All you need is the event handler. The event handler can be assigned to a node's event property directly, but if this is for a commercial site with lots of third party analytics/spyware you need to use a event listener instead because those third party libraries will overwrite your event assignments. The event handler receives an event object as an argument with a reference back to the given DOM node.

All the business logic should be stored in a single location representing a given business function, typically far away from the browser logic.
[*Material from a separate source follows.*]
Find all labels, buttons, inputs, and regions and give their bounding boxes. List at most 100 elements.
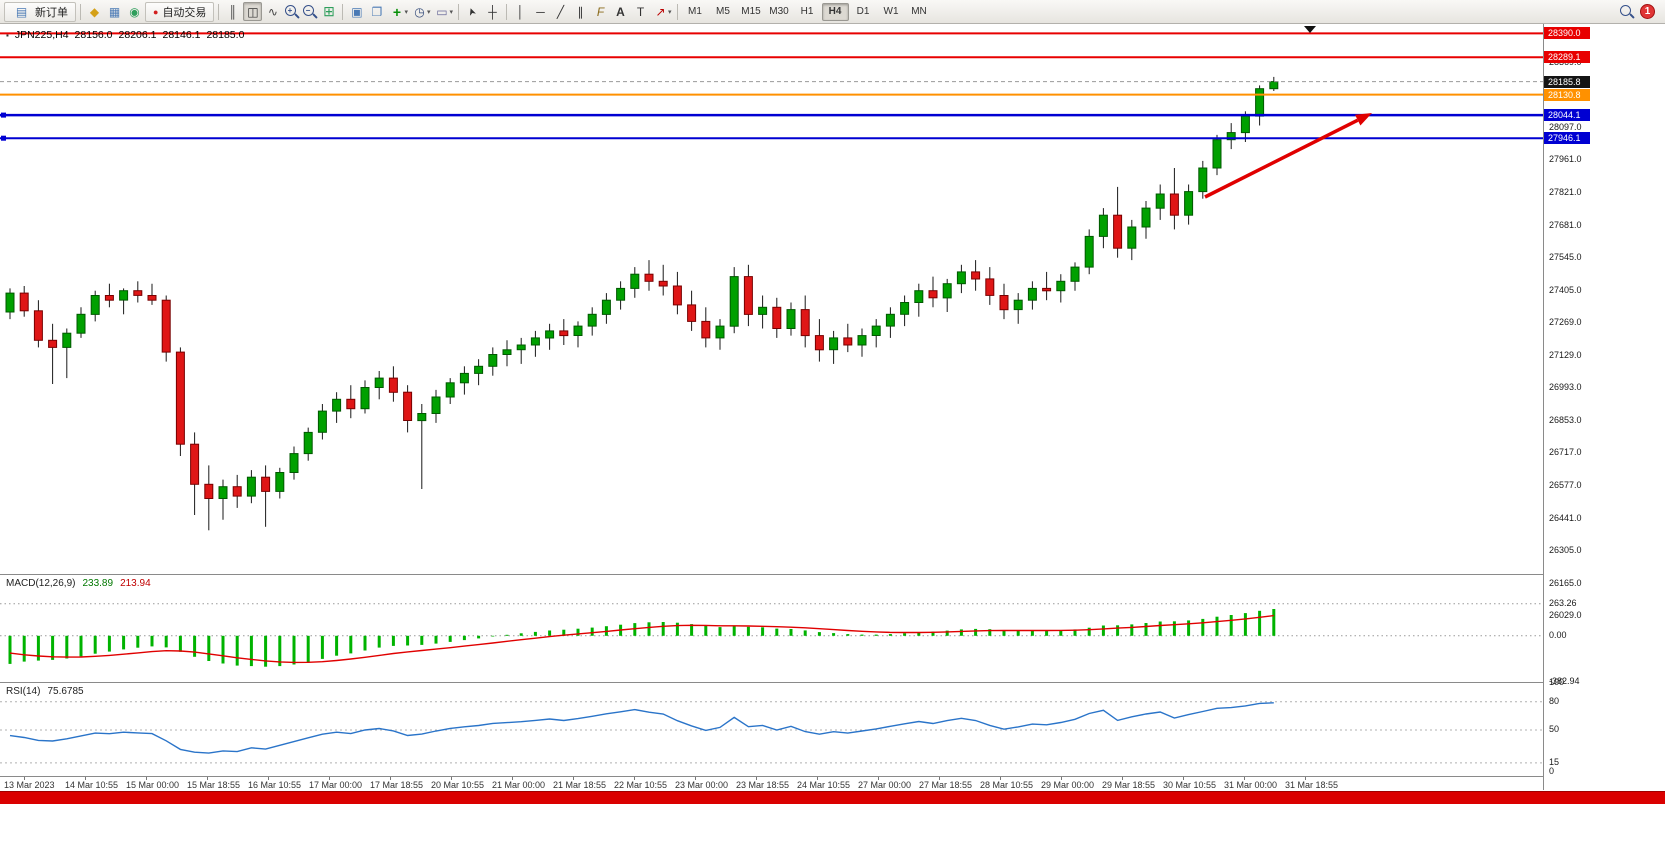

It makes sense when you write the code without using a framework. If you write the code and try to make it look like a framework it will look like a framework, unsurprisingly. If you don't do a bunch of framework component insanity it will not look like a framework.

This is a person problem, not a technology problem.

1 comments

I did not understand the event handler part. Could you make an example?

    const myHandler = function (event) {
        console.log(event.target);
    };
    
    // this is simple and easier to troubleshoot,
    // but you can only directly assign one value to an object property
    myNode.onclick = myHandler;
    
    // for pages with JavaScript code from third party domains
    // use event listeners instead
    myNode.addEventListener("click", myHandler);
When leaving frameworks you have to stop thinking in terms of components, isolated code islands that exist only in their own isolated world. Instead think of areas of the page as parts of a larger whole. You can manage each part independently or not. You wouldn't program outside the browser using something like React, so your programming inside the browser should reflect how you would build an application if the browser weren't there.